A sub-acute, usually self-limited bacterial disease characterized by malaise, granulomatous lymphadenitis, and variable patterns of fever. Often preceded by a cat scratch, lick or bite that produces a red papular lesion with involvement of a regional lymph node, usually within 2 weeks; may progress to suppuration. The papule at the inoculation site can be found in 50%–90% of cases. Parinaud oculoglandular syndrome (granulomatous conjunctivitis with pretragal adenopathy) can occur after direct or indirect conjunctival inoculation; neurological complications such as encephalopathy and optic neuritis can also occur. Prolonged high fever may be accompanied by osteolytic lesions and/or hepatic and splenic granulomata. Bacteremia, hepatic extravasation of blood (peliosis hepatis) and bacillary angiomatosis due to this infection may occur among young children and among immunocompromised persons, particularly those with HIV infection.

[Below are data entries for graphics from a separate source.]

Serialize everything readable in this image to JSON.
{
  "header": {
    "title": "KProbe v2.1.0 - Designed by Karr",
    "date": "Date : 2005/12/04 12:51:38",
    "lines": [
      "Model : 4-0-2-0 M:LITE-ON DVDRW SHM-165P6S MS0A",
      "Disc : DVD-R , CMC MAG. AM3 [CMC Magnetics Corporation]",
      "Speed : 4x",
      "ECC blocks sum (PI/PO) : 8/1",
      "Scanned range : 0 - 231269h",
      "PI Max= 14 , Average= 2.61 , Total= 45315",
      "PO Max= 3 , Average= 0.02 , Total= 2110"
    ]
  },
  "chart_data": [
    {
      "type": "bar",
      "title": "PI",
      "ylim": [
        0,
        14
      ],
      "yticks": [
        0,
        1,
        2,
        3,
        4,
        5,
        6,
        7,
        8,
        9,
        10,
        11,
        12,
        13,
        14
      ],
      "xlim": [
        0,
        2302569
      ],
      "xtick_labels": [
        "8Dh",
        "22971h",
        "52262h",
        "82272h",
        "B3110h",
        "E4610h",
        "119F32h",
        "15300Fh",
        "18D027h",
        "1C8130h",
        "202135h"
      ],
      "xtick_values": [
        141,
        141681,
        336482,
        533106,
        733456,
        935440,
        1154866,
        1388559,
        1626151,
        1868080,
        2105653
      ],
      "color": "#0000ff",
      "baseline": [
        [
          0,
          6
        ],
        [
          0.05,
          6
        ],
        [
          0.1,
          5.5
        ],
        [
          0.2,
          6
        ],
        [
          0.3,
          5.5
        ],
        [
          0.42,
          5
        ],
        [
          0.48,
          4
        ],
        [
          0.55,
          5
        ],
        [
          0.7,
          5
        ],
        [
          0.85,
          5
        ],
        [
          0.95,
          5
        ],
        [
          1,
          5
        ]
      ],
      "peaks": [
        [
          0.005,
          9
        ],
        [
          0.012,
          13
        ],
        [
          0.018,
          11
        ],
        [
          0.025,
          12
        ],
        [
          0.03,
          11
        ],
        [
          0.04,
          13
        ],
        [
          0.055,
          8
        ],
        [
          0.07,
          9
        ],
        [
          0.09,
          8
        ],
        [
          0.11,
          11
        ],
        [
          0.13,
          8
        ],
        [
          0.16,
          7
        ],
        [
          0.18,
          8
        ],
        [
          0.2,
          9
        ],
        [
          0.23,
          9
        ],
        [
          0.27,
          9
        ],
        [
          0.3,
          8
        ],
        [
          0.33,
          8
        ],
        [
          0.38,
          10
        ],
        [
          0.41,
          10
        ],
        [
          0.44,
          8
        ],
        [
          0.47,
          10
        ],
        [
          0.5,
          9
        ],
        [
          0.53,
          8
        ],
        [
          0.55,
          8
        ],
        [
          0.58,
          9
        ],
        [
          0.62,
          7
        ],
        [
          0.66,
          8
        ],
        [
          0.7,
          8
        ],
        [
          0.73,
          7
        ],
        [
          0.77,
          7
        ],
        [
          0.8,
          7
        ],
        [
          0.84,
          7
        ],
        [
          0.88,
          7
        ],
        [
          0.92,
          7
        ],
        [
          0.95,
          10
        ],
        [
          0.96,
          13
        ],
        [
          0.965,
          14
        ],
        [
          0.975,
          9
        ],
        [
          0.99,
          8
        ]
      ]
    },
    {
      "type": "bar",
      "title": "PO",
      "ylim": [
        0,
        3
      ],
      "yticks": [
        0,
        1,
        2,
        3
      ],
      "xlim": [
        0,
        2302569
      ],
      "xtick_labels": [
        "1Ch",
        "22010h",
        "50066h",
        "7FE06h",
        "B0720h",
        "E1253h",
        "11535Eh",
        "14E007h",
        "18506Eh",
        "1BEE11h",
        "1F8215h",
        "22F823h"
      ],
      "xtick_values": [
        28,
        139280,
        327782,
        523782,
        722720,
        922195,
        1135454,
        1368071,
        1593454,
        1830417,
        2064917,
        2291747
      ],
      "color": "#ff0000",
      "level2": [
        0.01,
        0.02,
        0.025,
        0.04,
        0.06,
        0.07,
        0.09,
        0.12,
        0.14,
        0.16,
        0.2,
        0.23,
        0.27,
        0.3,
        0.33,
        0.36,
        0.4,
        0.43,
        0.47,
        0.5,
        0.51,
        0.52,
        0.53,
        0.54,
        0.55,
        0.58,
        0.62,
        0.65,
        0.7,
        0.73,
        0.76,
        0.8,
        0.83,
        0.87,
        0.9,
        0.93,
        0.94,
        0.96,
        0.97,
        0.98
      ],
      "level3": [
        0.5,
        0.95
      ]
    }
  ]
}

Cat-scratch disease can be clinically confused with other diseases that cause regional lymphadenopathies (e.g. tularemia, brucellosis, tuberculosis, plague, pasteurellosis, and lymphoma).
Diagnosis is based on a consistent clinical picture combined with serological evidence of antibody to Bartonella henselae. A titer of 1/64 or greater by IFA assay is considered positive.

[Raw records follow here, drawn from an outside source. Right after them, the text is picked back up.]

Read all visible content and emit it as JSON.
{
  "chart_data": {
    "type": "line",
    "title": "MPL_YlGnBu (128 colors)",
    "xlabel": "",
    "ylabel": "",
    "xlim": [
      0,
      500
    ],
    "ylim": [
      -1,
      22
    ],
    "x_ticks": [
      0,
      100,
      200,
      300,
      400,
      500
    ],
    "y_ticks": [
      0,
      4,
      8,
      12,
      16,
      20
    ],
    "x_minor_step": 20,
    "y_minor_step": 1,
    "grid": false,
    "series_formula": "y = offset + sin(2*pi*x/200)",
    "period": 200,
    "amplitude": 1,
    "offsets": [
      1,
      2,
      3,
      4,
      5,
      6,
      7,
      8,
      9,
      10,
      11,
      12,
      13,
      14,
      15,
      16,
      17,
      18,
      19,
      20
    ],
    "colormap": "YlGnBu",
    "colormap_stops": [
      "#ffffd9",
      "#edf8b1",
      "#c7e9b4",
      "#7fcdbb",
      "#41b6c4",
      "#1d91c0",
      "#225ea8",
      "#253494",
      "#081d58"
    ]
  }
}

Histopathological examination of affected lymph nodes may show consistent characteristics, but is not diagnostic. Pus obtained from lymph nodes is usually bacteriologically sterile by conventional techniques. Immunodetection and PCR are highly efficient in detecting Bartonella in biopsies or aspirates of lymph nodes. Bartonella has been grown from blood and from lymph node aspirates after prolonged incubation on rabbit blood agar in 5% CO at 36°C (96.8°F), and in other cell culture systems.